Consequently, the protection of taxpayer’s demands to make the list of their rights wider than it is proposed now in the context of MAP on the basis of double taxation treaties concluded by the BRICS states. As minimum, these rights should include the right to be informed about the process of negotiation between competent authorities, the right to be informed of all documents that are presented in the process of MAP by competent authorities (except those for which a genuine case for secrecy can be made), the right to be informed about the reasons of refusal in initiating of MAP by competent authorities and the right of refusal of the mutual agreement negotiated by the competent authorities or the arbitration decision.
Taking into consideration unique characteristics of MAP as dispute resolution mechanism, the right to initiate MAP is of paramount importance in the process of the interpretation and application of double taxation treaties especially these days.
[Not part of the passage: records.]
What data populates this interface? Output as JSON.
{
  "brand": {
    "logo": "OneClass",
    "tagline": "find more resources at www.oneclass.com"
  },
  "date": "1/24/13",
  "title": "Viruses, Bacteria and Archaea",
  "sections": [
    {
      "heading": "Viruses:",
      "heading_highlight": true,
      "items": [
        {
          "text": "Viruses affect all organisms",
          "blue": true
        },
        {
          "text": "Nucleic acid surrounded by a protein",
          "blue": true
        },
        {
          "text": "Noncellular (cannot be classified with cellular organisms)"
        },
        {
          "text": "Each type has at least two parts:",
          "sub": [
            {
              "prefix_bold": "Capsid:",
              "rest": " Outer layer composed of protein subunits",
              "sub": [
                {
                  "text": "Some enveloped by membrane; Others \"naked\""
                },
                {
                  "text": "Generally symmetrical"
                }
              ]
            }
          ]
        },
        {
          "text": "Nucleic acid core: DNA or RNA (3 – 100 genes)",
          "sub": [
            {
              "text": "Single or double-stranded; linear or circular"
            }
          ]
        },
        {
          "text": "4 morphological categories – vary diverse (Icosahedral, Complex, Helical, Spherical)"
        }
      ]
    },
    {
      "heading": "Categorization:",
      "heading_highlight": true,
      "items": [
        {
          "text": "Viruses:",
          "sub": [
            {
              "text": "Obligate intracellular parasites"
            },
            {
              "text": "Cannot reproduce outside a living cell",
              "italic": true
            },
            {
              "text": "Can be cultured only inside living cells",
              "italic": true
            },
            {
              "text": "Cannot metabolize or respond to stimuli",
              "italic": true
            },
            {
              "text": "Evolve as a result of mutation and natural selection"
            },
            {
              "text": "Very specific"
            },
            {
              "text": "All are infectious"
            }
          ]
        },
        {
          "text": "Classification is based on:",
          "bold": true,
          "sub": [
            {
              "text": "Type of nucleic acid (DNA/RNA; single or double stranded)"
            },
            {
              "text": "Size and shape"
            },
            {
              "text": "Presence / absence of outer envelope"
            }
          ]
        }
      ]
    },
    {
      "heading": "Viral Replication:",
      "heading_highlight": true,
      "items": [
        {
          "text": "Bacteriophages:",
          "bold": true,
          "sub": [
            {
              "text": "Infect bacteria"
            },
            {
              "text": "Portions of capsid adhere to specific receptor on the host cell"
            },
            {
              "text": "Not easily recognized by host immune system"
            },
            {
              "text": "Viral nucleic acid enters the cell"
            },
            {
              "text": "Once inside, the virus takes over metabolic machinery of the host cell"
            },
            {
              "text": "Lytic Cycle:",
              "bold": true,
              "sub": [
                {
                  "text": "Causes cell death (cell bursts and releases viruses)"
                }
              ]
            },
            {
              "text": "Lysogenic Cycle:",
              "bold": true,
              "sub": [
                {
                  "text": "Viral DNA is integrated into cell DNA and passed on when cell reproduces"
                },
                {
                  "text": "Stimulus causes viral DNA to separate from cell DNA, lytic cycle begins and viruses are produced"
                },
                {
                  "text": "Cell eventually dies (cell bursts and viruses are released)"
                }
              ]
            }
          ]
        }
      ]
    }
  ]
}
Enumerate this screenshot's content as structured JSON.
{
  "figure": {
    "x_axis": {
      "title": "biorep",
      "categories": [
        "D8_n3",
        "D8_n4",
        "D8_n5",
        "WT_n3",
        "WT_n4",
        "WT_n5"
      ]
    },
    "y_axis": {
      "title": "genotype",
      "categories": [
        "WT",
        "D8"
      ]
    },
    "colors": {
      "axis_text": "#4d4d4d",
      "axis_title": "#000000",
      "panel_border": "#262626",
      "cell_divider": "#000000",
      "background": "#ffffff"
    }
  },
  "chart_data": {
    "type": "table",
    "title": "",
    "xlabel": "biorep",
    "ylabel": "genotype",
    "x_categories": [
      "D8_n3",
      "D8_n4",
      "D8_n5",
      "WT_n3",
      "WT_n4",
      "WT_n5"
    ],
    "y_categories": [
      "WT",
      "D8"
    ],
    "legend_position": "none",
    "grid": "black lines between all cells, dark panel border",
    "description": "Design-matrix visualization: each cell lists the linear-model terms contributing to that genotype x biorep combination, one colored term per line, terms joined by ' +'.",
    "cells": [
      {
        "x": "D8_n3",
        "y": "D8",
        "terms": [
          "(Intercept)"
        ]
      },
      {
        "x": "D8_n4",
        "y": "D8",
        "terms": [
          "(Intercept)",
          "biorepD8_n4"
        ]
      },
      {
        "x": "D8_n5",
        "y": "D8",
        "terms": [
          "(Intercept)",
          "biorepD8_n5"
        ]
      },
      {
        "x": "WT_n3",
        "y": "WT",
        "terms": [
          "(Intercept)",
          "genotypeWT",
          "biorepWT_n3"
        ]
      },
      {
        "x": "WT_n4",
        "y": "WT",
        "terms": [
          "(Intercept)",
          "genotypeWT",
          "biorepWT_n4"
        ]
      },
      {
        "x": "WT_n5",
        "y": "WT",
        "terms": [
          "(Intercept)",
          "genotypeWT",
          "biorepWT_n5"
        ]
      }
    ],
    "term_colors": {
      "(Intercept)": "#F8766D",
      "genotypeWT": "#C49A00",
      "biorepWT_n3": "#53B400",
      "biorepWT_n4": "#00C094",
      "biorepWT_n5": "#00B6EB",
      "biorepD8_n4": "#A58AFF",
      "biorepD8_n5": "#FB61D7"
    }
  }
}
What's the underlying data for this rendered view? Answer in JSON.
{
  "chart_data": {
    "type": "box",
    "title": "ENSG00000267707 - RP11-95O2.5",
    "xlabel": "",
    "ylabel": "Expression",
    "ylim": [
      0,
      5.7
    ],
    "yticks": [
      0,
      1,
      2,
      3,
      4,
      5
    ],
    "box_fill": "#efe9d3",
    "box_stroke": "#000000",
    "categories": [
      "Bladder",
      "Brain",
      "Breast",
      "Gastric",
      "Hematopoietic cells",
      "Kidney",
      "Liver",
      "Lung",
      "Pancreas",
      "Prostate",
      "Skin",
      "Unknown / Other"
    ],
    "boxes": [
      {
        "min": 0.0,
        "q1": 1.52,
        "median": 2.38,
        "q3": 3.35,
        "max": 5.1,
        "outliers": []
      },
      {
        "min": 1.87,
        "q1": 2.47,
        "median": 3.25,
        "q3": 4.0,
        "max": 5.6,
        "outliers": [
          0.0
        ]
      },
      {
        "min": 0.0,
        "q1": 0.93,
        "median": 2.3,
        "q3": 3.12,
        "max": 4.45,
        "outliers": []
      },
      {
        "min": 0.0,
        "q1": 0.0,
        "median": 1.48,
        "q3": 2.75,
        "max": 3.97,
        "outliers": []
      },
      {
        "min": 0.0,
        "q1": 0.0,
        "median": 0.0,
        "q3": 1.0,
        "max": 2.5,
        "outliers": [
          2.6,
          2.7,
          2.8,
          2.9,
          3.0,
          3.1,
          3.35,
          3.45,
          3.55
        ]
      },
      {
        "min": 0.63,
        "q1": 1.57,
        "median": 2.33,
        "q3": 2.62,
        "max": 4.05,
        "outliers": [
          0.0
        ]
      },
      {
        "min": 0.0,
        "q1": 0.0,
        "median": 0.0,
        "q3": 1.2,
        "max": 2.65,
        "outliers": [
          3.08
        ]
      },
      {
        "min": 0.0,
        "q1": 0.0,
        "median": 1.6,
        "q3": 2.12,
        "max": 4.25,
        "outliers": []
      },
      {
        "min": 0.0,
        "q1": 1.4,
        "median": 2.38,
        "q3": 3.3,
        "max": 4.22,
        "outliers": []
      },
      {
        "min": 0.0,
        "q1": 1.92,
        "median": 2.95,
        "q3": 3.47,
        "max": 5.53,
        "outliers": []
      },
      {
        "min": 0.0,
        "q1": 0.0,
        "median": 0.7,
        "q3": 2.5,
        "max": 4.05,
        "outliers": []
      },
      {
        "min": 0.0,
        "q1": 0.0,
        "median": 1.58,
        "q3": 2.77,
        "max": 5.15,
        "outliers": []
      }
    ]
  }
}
The unprecedented changes of tax rules resulted from the global anti-BEPS campaign has created the necessity in the efficient and effective MAP since the beginning of the project. In the other case, negative effects of taxation not in accordance with the provisions of double taxation treaties might destimulate the development of transboundary economic relations between contracting states.
At the same time, there is no consensus among the members of international community on the issue of concrete package of taxpayers’ rights in the process of MAP except the right to initiate MAP. It is also absent on the level of researchers. Nevertheless, the example of the EU member states cooperation on improvement of dispute resolution on the basis of MAP demonstrates that the list of taxpayers’ rights has a real chance to be widened at the regional level because of the similarity of economic interests of cooperating states. The EU member states widened the package of taxpayers’ rights in the context of MAP on the basis of their double taxation treaties by the way of adopting of the Council Directive 2017/1852 of 10 October 2017 on tax dispute resolution mechanisms in the EU.
Based on the example of the EU Member States in the context of improvement of MAP, it is suggested that the similar approach might be tried to realize by the BRICS countries. Thus, the list of taxpayers’ rights should be widened in the process of MAP by adding
1. The right to be informed about the process of negotiation between competent authorities;
2. The right to be informed of all documents that are presented in the process of MAP by competent authorities (except those for which a genuine case for secrecy can be made);
3. The right to be informed about the reasons of refusal in initiating of MAP by competent authorities;
4. The right of refusal of the mutual agreement negotiated by the competent authorities or the arbitration decision.
The realization of this opportunity gives the BRICS countries the chance to avoid possible negative effects of unresolved problems of taxation not in accordance with the treaty norms, to strengthen the atmosphere of trust and confidence of taxpayers and to provide the balance between public and private interests in the area of taxation. Thus, the appropriate changes should be made in the draft of Multilateral Convention between the Government of Brazil, the Government of the Russian Federation, the Government of India, the Government of People’s Republic of China and the Government of Republic of South Africa for Settlement of Cross-Border Tax Disputes.